Mungkin sulit untuk menentukan di mana nilai diciptakan, tetapi tampaknya jelas bahwa laba Apple dari pasar tunggal UE (dan yurisdiksi lain) lebih menjadi milik negara tempat produk tersebut dijual, atau tempat produk direkayasa dan dirancang (Amerika Serikat), daripada milik Irlandia. Paling tidak, laba tersebut seharusnya dibagi antara negara-negara yang berbeda ini dan tidak dialokasikan sepenuhnya ke Irlandia.
Ironi kedua adalah bahwa pemenangnya – dalam hal ini Irlandia – mengambil semuanya… tetapi pemenangnya tidak menginginkan uang tersebut. Irlandia bersekutu dengan Apple untuk melawan Komisi di pengadilan dan sekarang menunda-nunda dalam memulihkan dan menggunakan dana tersebut. Menteri Keuangan Irlandia Jack Chambers mengatakan setelah putusan September bahwa akan butuh waktu berbulan-bulan sebelum €13 miliar dapat ditarik dan digunakan. Irlandia mengharapkan surplus fiskal sebesar €25 miliar pada tahun 2024, sebagian dari uang Apple, didukung oleh pajak minimum Pilar Dua sebesar 15 persen.
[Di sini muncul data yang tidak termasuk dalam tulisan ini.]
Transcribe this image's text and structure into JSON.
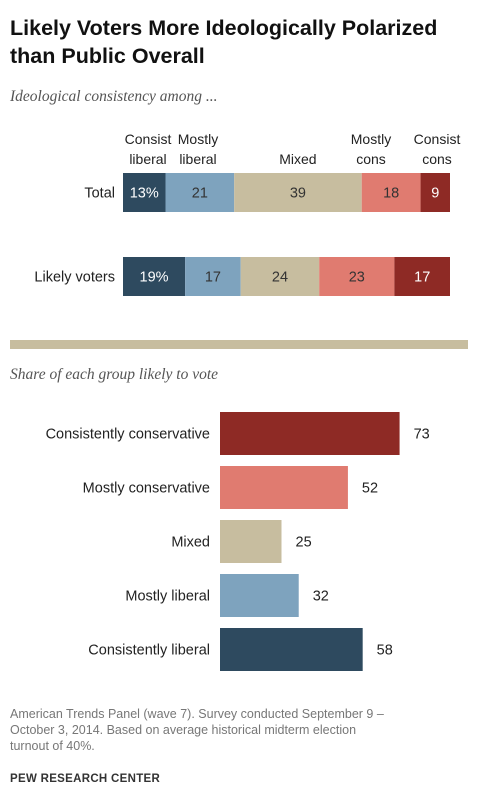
{
  "title": "Likely Voters More Ideologically Polarized than Public Overall",
  "chart_data": [
    {
      "type": "bar",
      "orientation": "horizontal",
      "stacked": true,
      "subtitle": "Ideological consistency among ...",
      "categories": [
        "Total",
        "Likely voters"
      ],
      "series": [
        {
          "name": "Consist liberal",
          "name_lines": [
            "Consist",
            "liberal"
          ],
          "values": [
            13,
            19
          ],
          "labels": [
            "13%",
            "19%"
          ],
          "color": "#2e4a5f"
        },
        {
          "name": "Mostly liberal",
          "name_lines": [
            "Mostly",
            "liberal"
          ],
          "values": [
            21,
            17
          ],
          "labels": [
            "21",
            "17"
          ],
          "color": "#7ea3be"
        },
        {
          "name": "Mixed",
          "name_lines": [
            "Mixed"
          ],
          "values": [
            39,
            24
          ],
          "labels": [
            "39",
            "24"
          ],
          "color": "#c7bd9f"
        },
        {
          "name": "Mostly cons",
          "name_lines": [
            "Mostly",
            "cons"
          ],
          "values": [
            18,
            23
          ],
          "labels": [
            "18",
            "23"
          ],
          "color": "#e07b70"
        },
        {
          "name": "Consist cons",
          "name_lines": [
            "Consist",
            "cons"
          ],
          "values": [
            9,
            17
          ],
          "labels": [
            "9",
            "17"
          ],
          "color": "#8e2a25"
        }
      ],
      "xlim": [
        0,
        100
      ],
      "grid": false
    },
    {
      "type": "bar",
      "orientation": "horizontal",
      "subtitle": "Share of each group likely to vote",
      "categories": [
        "Consistently conservative",
        "Mostly conservative",
        "Mixed",
        "Mostly liberal",
        "Consistently liberal"
      ],
      "values": [
        73,
        52,
        25,
        32,
        58
      ],
      "colors": [
        "#8e2a25",
        "#e07b70",
        "#c7bd9f",
        "#7ea3be",
        "#2e4a5f"
      ],
      "xlim": [
        0,
        100
      ],
      "grid": false
    }
  ],
  "source_lines": [
    "American Trends Panel (wave 7). Survey conducted September 9 –",
    "October 3, 2014.  Based on average historical midterm election",
    "turnout of 40%."
  ],
  "footer": "PEW RESEARCH CENTER",
  "colors": {
    "divider": "#c7bd9f",
    "label_light": "#ffffff",
    "label_dark": "#333333"
  }
}
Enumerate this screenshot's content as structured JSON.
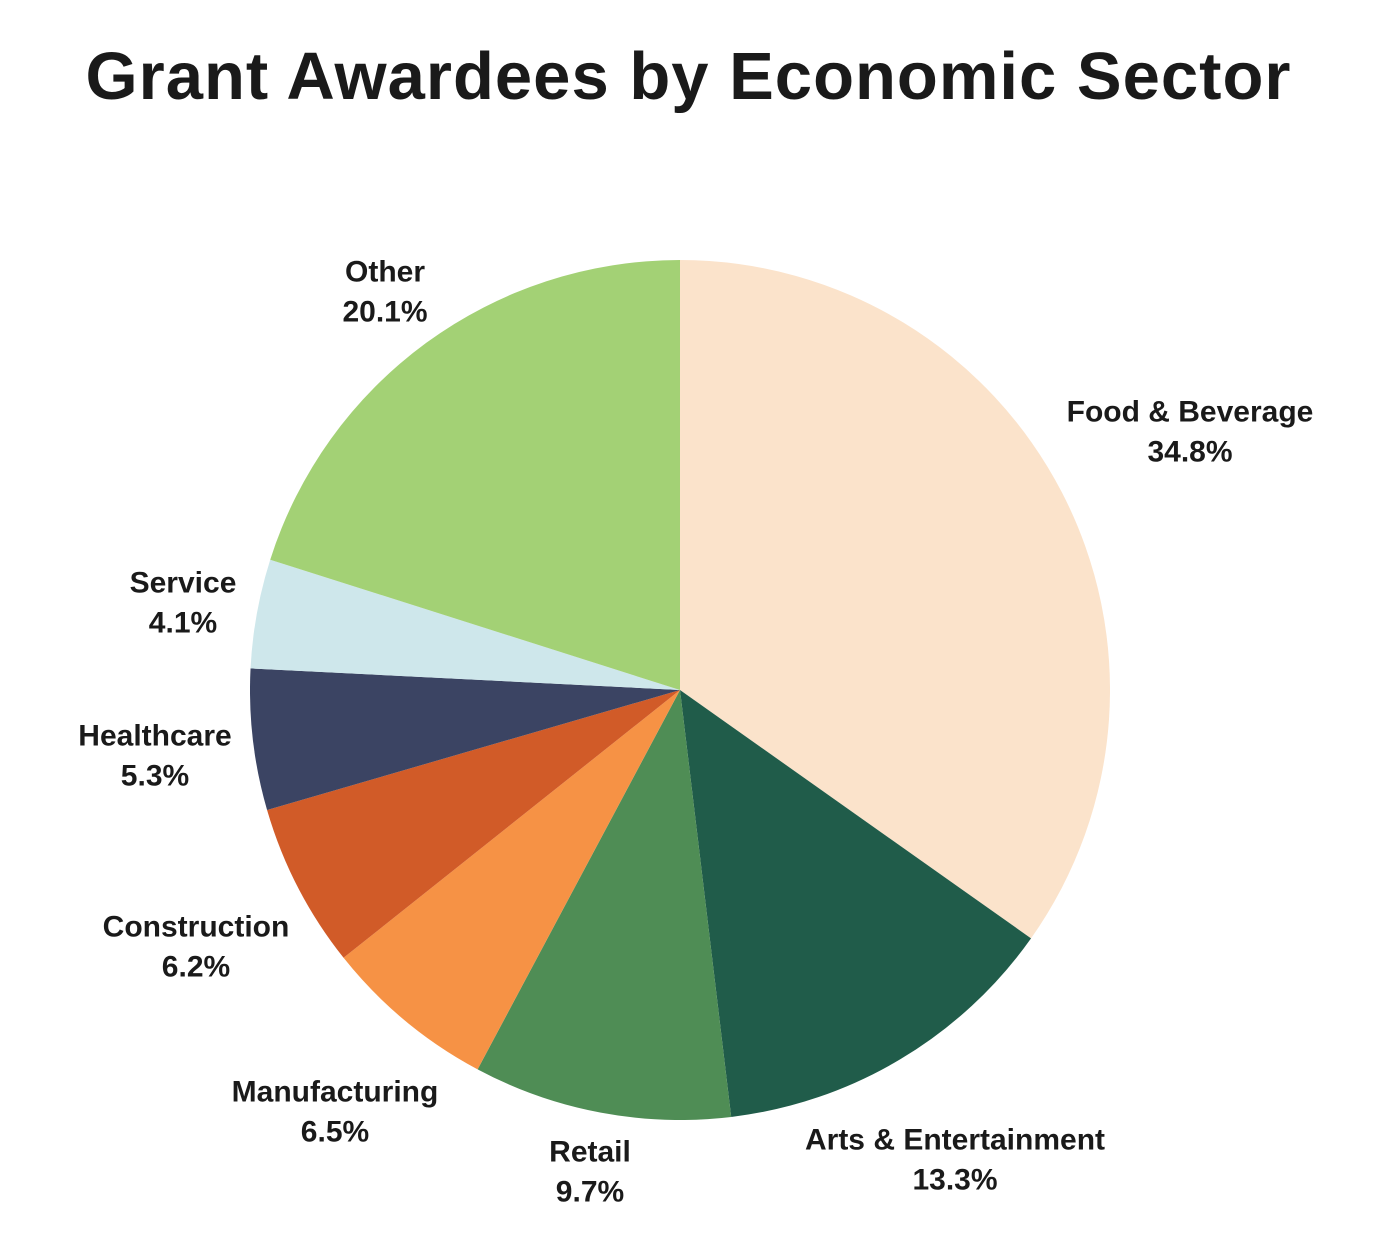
{
  "title": "Grant Awardees by Economic Sector",
  "chart_data": {
    "type": "pie",
    "title": "Grant Awardees by Economic Sector",
    "start_angle_deg": 0,
    "direction": "clockwise",
    "legend_position": "none",
    "labels_outside": true,
    "background_color": "#ffffff",
    "text_color": "#1a1a1a",
    "slices": [
      {
        "label": "Food & Beverage",
        "value": 34.8,
        "display": "34.8%",
        "color": "#FBE3CB"
      },
      {
        "label": "Arts & Entertainment",
        "value": 13.3,
        "display": "13.3%",
        "color": "#205C4A"
      },
      {
        "label": "Retail",
        "value": 9.7,
        "display": "9.7%",
        "color": "#4F8D55"
      },
      {
        "label": "Manufacturing",
        "value": 6.5,
        "display": "6.5%",
        "color": "#F69245"
      },
      {
        "label": "Construction",
        "value": 6.2,
        "display": "6.2%",
        "color": "#D15B28"
      },
      {
        "label": "Healthcare",
        "value": 5.3,
        "display": "5.3%",
        "color": "#3B4463"
      },
      {
        "label": "Service",
        "value": 4.1,
        "display": "4.1%",
        "color": "#CEE7EB"
      },
      {
        "label": "Other",
        "value": 20.1,
        "display": "20.1%",
        "color": "#A3D175"
      }
    ]
  }
}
Negara-negara dengan pajak rendah lainnya, seperti Luksemburg dan Singapura, juga akan memungut pajak minimum atas laba yang dialokasikan oleh perusahaan ke yurisdiksi mereka. Mereka akan mendapat keuntungan dari pendapatan tak terduga. Singkatnya, ekonomi terbuka kecil, tempat laba berlebih dicatat, mendapat keuntungan dari pendapatan tambahan dan tidak harus membaginya secara lebih adil. Sistem pajak internasional yang setengah diperbaiki (atau masih setengah rusak) memberi keuntungan besar bagi mereka.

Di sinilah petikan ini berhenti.